Plastic pollution is a problem in the Philippines. The country—along with China, Vietnam and Indonesia—is frequently listed among the top contributors to marine plastic pollution.
Avoiding the manufacture of single-use plastics, according to Greenpeace, is the solution to the country’s plastic pollution problem.
“As a first step, the president needs to certify as priority a strong national single-use plastic ban bill, which should aim for drastic reduction of the manufacture of single-use plastic products and packaging, and their eventual elimination from the market,” Aguilar said.
The proposed measure must also include the phase out of sachet packaging, direct companies to redesign products and packaging, and give incentives to reuse, refill and other alternative delivery systems, she added.
“Finally, the ban should not include false solutions such as materials substitution to paper or bioplastics, lightweighting of packaging and chemical recycling, among others,” Aguilar said.

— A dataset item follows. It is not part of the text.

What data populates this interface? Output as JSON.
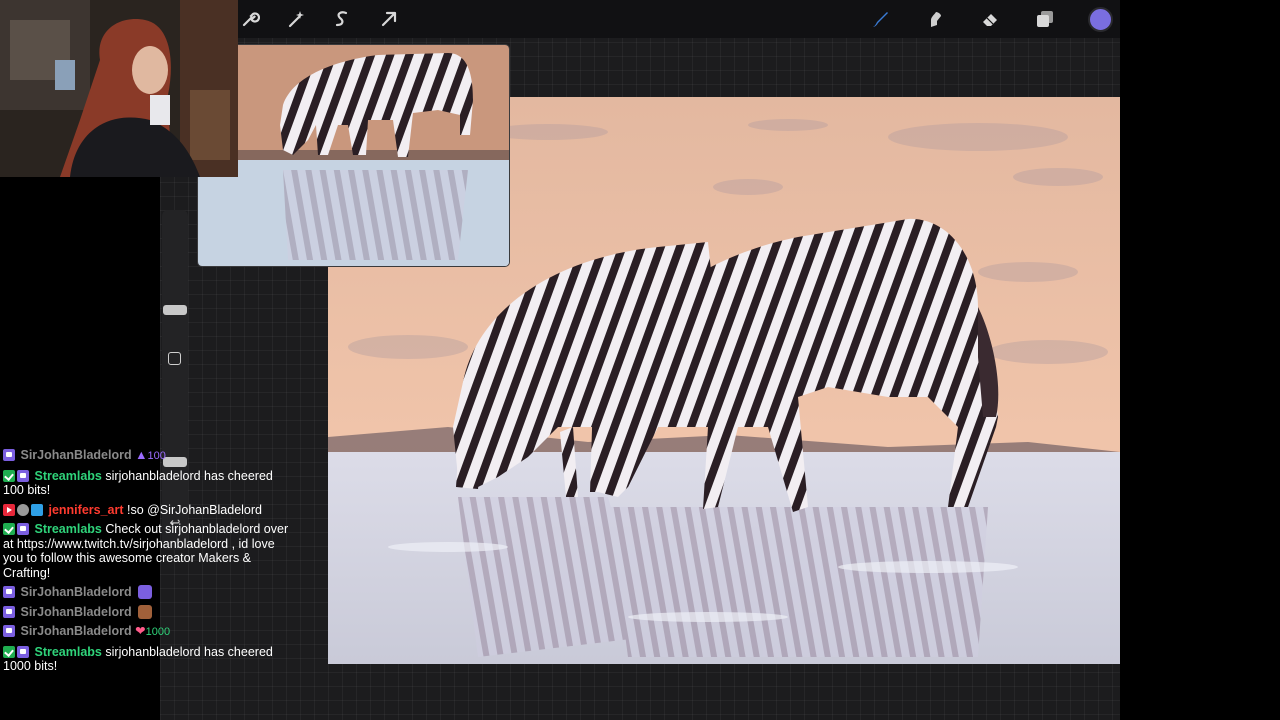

Presidential spokesperson Salvador Panelo said Duterte noted that banning the use of plastics will require legislative action.
There are at least seven bills in the Senate and 20 bills in the House of Representatives seeking to regulate or ban single-use plastic products. All proposed measures remain pending at the committee level.
Every year, almost 59.8 billion pieces of plastic sachets are used in the Philippines, according to a study on the country’s pollution problem by the Global Alliance for Incinerator Alternatives.
The report also showed that more than 17 billion shopping bags are used across the country every year.